Op weg naar Kanaän
22. Bíleam op weg naar Balak
Toen de boden of gezanten van Balak vroegen of Bíleam met hen wilde gaan om het volk van Israël te vloeken, antwoordde hij: ‘Blijf deze nacht bij mij, want dan zal ik aan de Heere vragen wat ik doen moet.’ De Heere kwam die nacht tot hem en vroeg hem wat die mannen uit Moab kwamen doen. Daarop antwoord-de Bíleam dat zij hem verzochten mee te gaan naar koning Balak om Israël te vloeken. Toen antwoordde de Heere: Gij zult met hen niet trekken en dat volk niet vloeken, want het is gezegend (Num. 22:12). Het was een grote tegenvaller voor Bíleam, maar ondanks dat zei hij tegen de boden: ‘Ga terug naar uw land, want de HEERE weigert mij toe te laten met ulieden te gaan’ (vers 13).

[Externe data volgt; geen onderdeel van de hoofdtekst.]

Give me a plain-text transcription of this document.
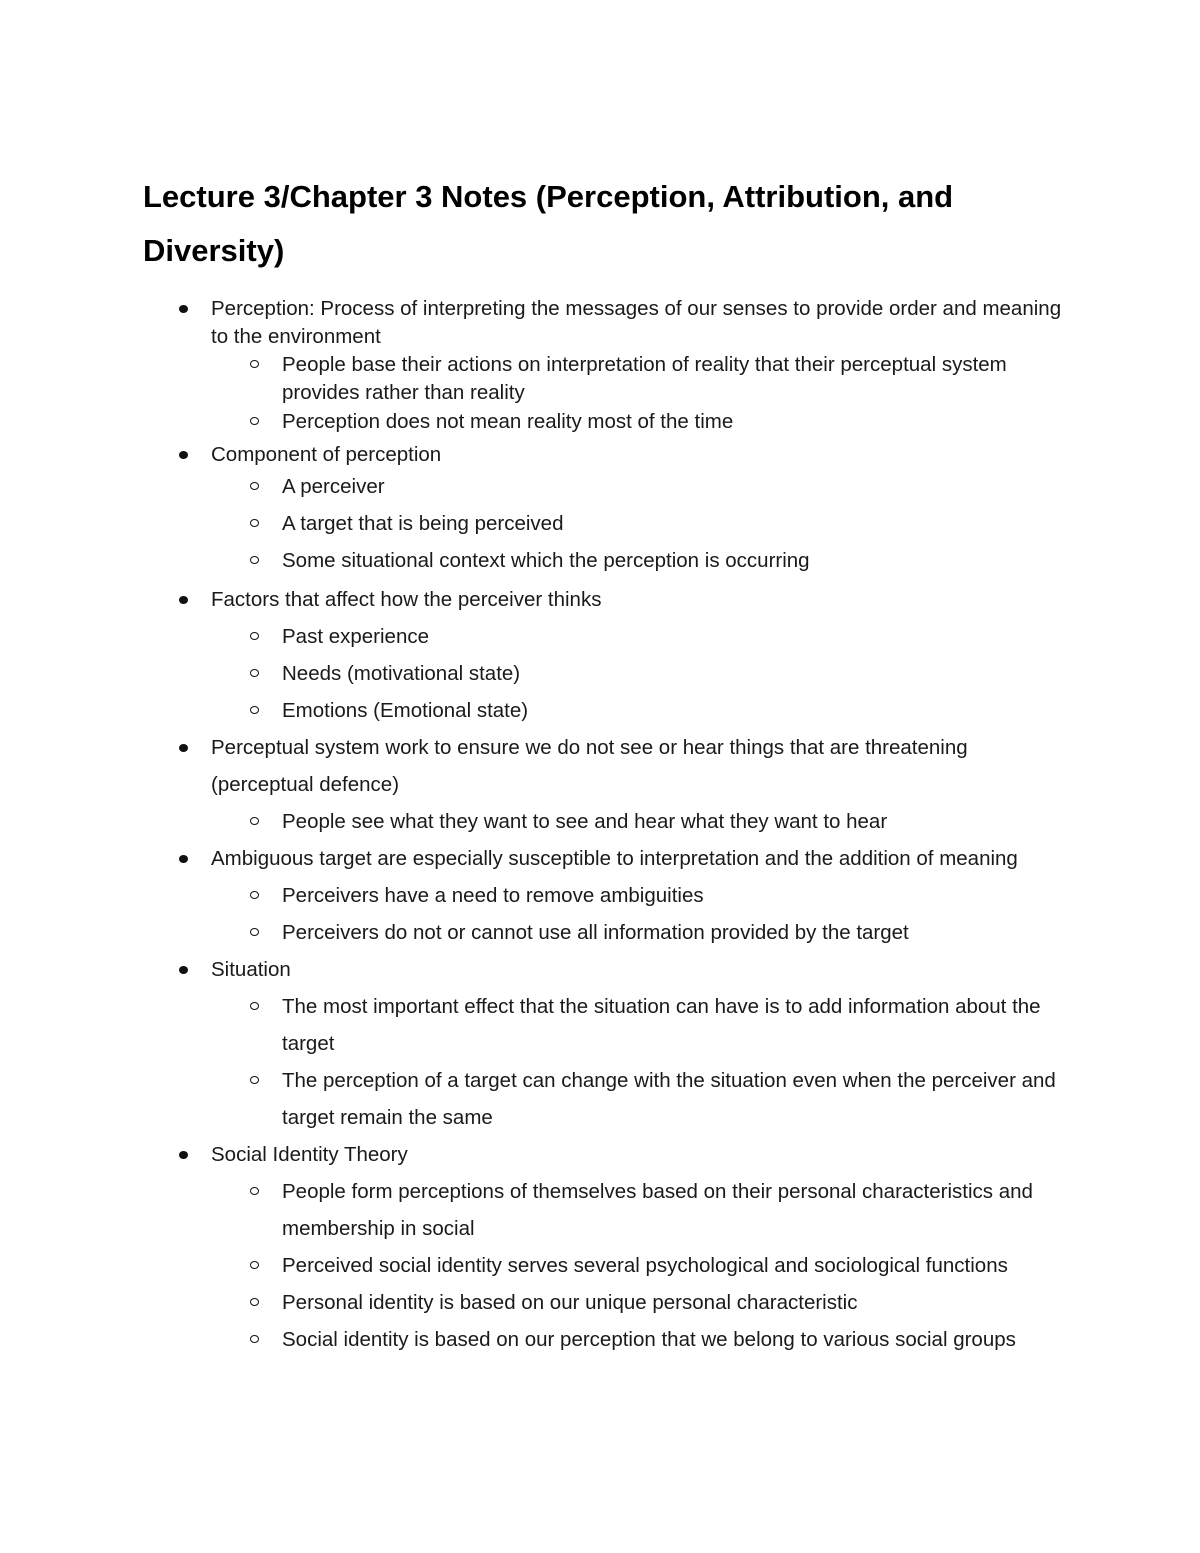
Lecture 3/Chapter 3 Notes (Perception, Attribution, and Diversity)
Perception: Process of interpreting the messages of our senses to provide order and meaning to the environment
People base their actions on interpretation of reality that their perceptual system provides rather than reality
Perception does not mean reality most of the time
Component of perception
A perceiver
A target that is being perceived
Some situational context which the perception is occurring
Factors that affect how the perceiver thinks
Past experience
Needs (motivational state)
Emotions (Emotional state)
Perceptual system work to ensure we do not see or hear things that are threatening (perceptual defence)
People see what they want to see and hear what they want to hear
Ambiguous target are especially susceptible to interpretation and the addition of meaning
Perceivers have a need to remove ambiguities
Perceivers do not or cannot use all information provided by the target
Situation
The most important effect that the situation can have is to add information about the target
The perception of a target can change with the situation even when the perceiver and target remain the same
Social Identity Theory
People form perceptions of themselves based on their personal characteristics and membership in social
Perceived social identity serves several psychological and sociological functions
Personal identity is based on our unique personal characteristic
Social identity is based on our perception that we belong to various social groups
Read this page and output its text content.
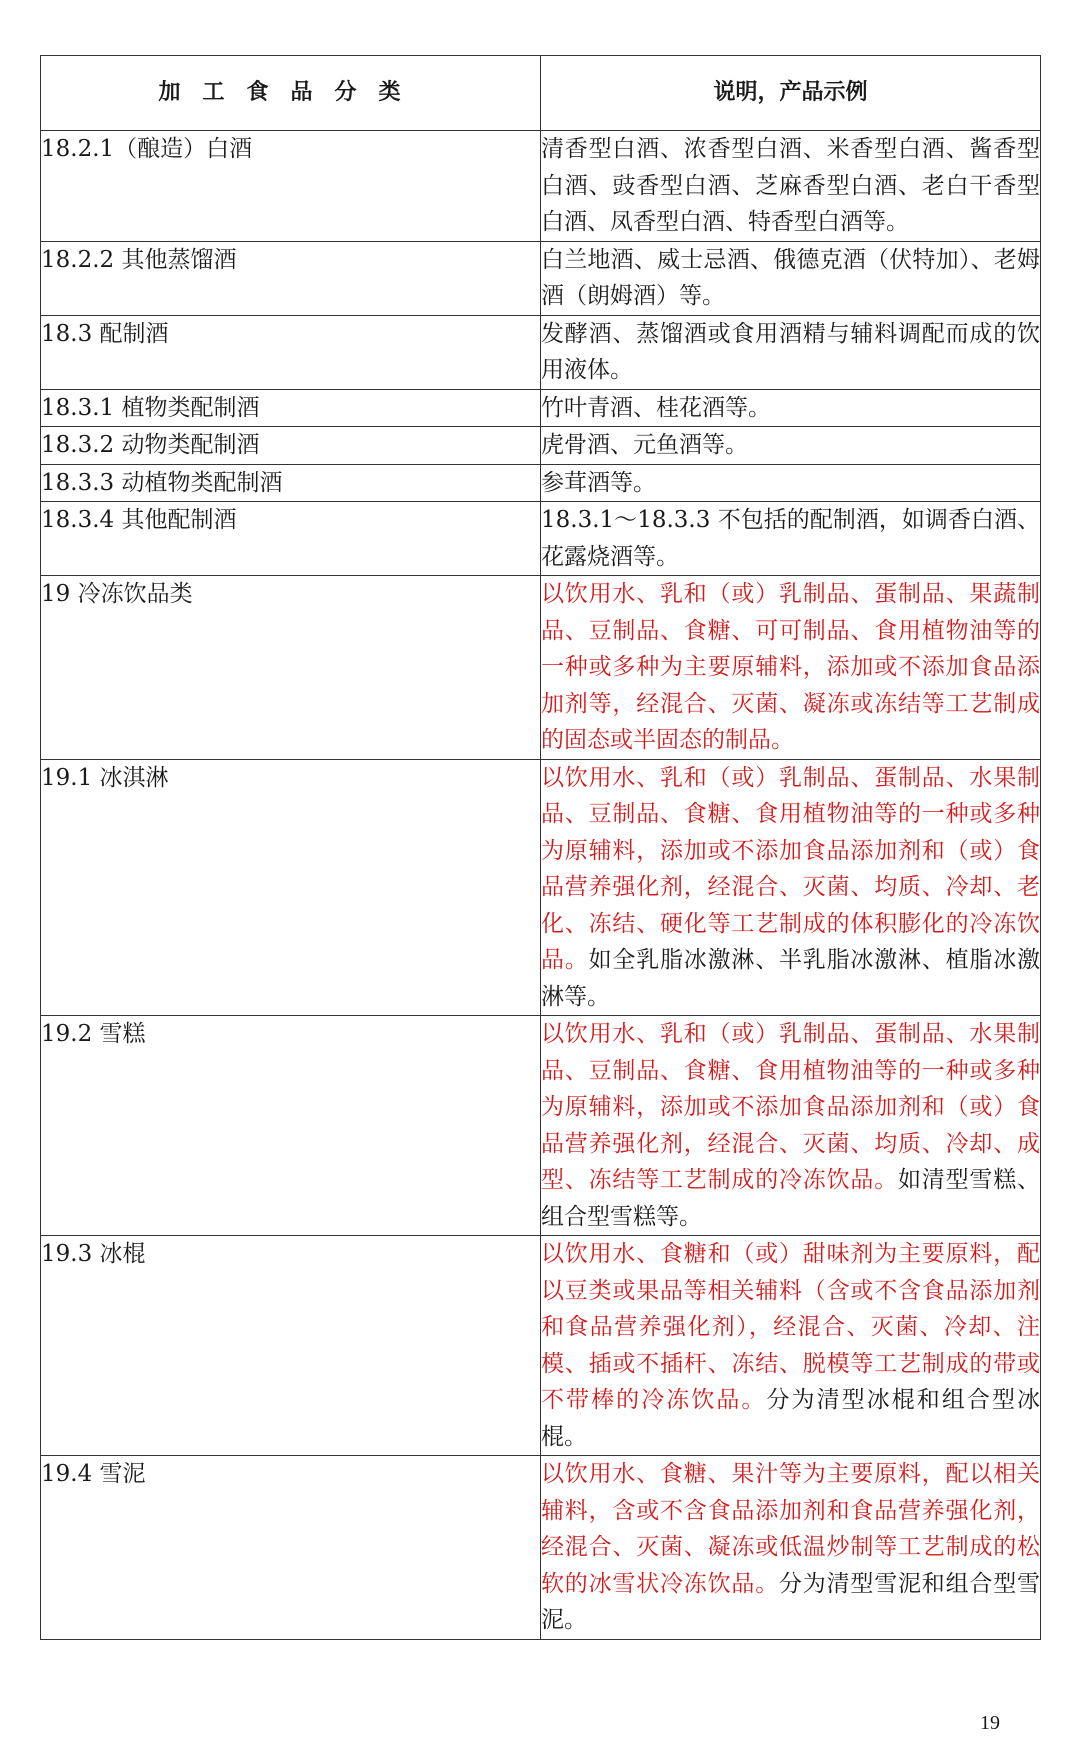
加工食品分类	说明，产品示例
18.2.1（酿造）白酒	清香型白酒、浓香型白酒、米香型白酒、酱香型白酒、豉香型白酒、芝麻香型白酒、老白干香型白酒、凤香型白酒、特香型白酒等。
18.2.2 其他蒸馏酒	白兰地酒、威士忌酒、俄德克酒（伏特加）、老姆酒（朗姆酒）等。
18.3 配制酒	发酵酒、蒸馏酒或食用酒精与辅料调配而成的饮用液体。
18.3.1 植物类配制酒	竹叶青酒、桂花酒等。
18.3.2 动物类配制酒	虎骨酒、元鱼酒等。
18.3.3 动植物类配制酒	参茸酒等。
18.3.4 其他配制酒	18.3.1～18.3.3 不包括的配制酒，如调香白酒、花露烧酒等。
19 冷冻饮品类	以饮用水、乳和（或）乳制品、蛋制品、果蔬制品、豆制品、食糖、可可制品、食用植物油等的一种或多种为主要原辅料，添加或不添加食品添加剂等，经混合、灭菌、凝冻或冻结等工艺制成的固态或半固态的制品。
19.1 冰淇淋	以饮用水、乳和（或）乳制品、蛋制品、水果制品、豆制品、食糖、食用植物油等的一种或多种为原辅料，添加或不添加食品添加剂和（或）食品营养强化剂，经混合、灭菌、均质、冷却、老化、冻结、硬化等工艺制成的体积膨化的冷冻饮品。如全乳脂冰激淋、半乳脂冰激淋、植脂冰激淋等。
19.2 雪糕	以饮用水、乳和（或）乳制品、蛋制品、水果制品、豆制品、食糖、食用植物油等的一种或多种为原辅料，添加或不添加食品添加剂和（或）食品营养强化剂，经混合、灭菌、均质、冷却、成型、冻结等工艺制成的冷冻饮品。如清型雪糕、组合型雪糕等。
19.3 冰棍	以饮用水、食糖和（或）甜味剂为主要原料，配以豆类或果品等相关辅料（含或不含食品添加剂和食品营养强化剂），经混合、灭菌、冷却、注模、插或不插杆、冻结、脱模等工艺制成的带或不带棒的冷冻饮品。分为清型冰棍和组合型冰棍。
19.4 雪泥	以饮用水、食糖、果汁等为主要原料，配以相关辅料，含或不含食品添加剂和食品营养强化剂，经混合、灭菌、凝冻或低温炒制等工艺制成的松软的冰雪状冷冻饮品。分为清型雪泥和组合型雪泥。
19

Het was eveneens een grote teleurstelling voor Balak toen hij zijn boden zonder Bíleam begroette, maar de koning liet de moed niet zakken. Opnieuw zond hij boden uit die voornamer waren dan de eersten en mogelijk meer geschenken bij zich hadden om Bíleam over te halen alsnog tot hem te komen. Bij de valse profeet aangekomen, vroegen zij uit naam van koning Balak: ‘Ga toch met ons mee om dat volk Israël te vloeken. De koning heeft gezegd dat hij u zeer hoog vereren zal en vraagt u: Zo kom toch, vervloek mij dit volk’ (vers 17). Hierop antwoordde Bíleam: ‘Al gaf Balak mij zijn huis vol zilver en goud, zo mag ik toch het bevel van de Heere niet overtreden. Hij heeft mij verboden om met jullie mee te gaan. Blijf vannacht hier en dan zal ik opnieuw aan de Heere vragen wat Zijn wil is.’ Het ware mooie woorden van Bíleam, maar in zijn hart hunkerde hij om mee te gaan en het volk van Israël te vloeken en tevens een behoorlijke beloning te ontvangen.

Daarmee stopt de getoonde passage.